Variational Analysis of a Nonconvex and Nonsmooth Optimization Problem: An Introduction

TL;DR

This paper introduces variational analysis techniques for nonconvex, nonsmooth optimization, emphasizing practical tools and concepts like subgradients, duality, and second-order theory to advance algorithm development.

Contribution

It provides an accessible survey of variational analysis methods applied to broad classes of nonconvex, nonsmooth problems, including duality and second-order stability analysis.

Findings

Introduction of subgradients and optimality conditions

Derivation of dual problems and relaxations

Overview of second-order stability analysis

Abstract

Variational analysis provides the theoretical foundations and practical tools for constructing optimization algorithms without being restricted to smooth or convex problems.
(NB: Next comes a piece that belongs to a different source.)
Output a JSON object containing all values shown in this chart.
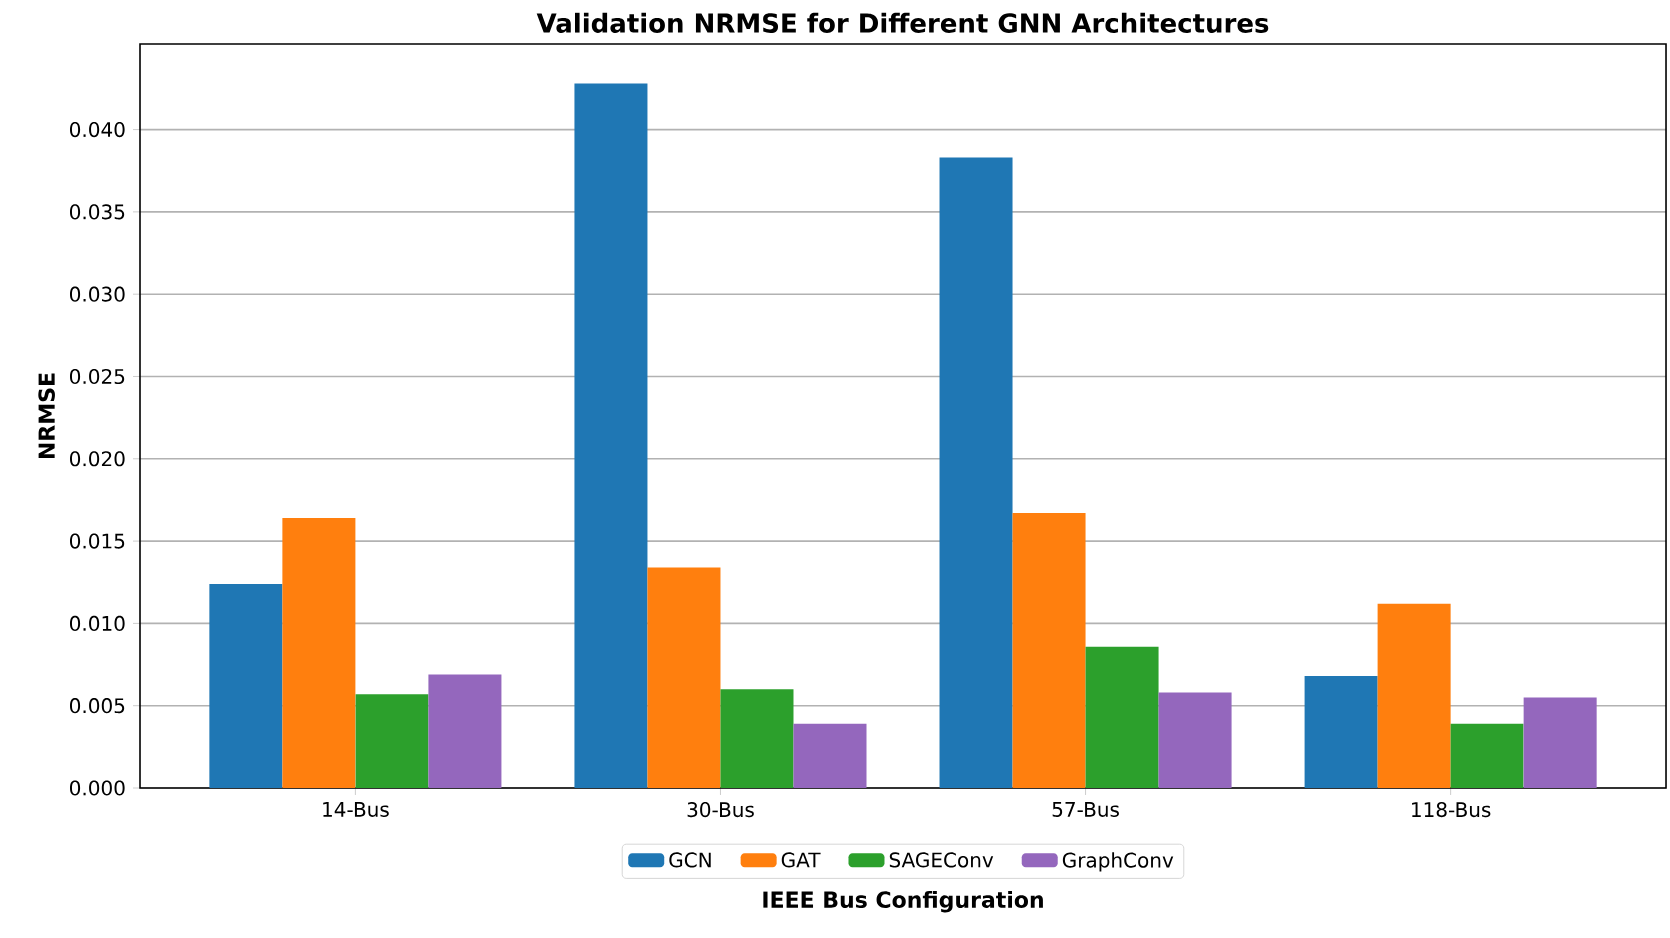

We survey the central concepts in the context of a concrete but broadly applicable problem class from composite optimization in finite dimensions. While prioritizing accessibility over mathematical details, we introduce subgradients of arbitrary functions and the resulting optimality conditions, describe approximations and the need for going beyond pointwise and uniform convergence, and summarize proximal methods. We derive dual problems from parametrization of the actual problem and the resulting relaxations. The paper ends with an introduction to second-order theory and its role in stability analysis of optimization problems.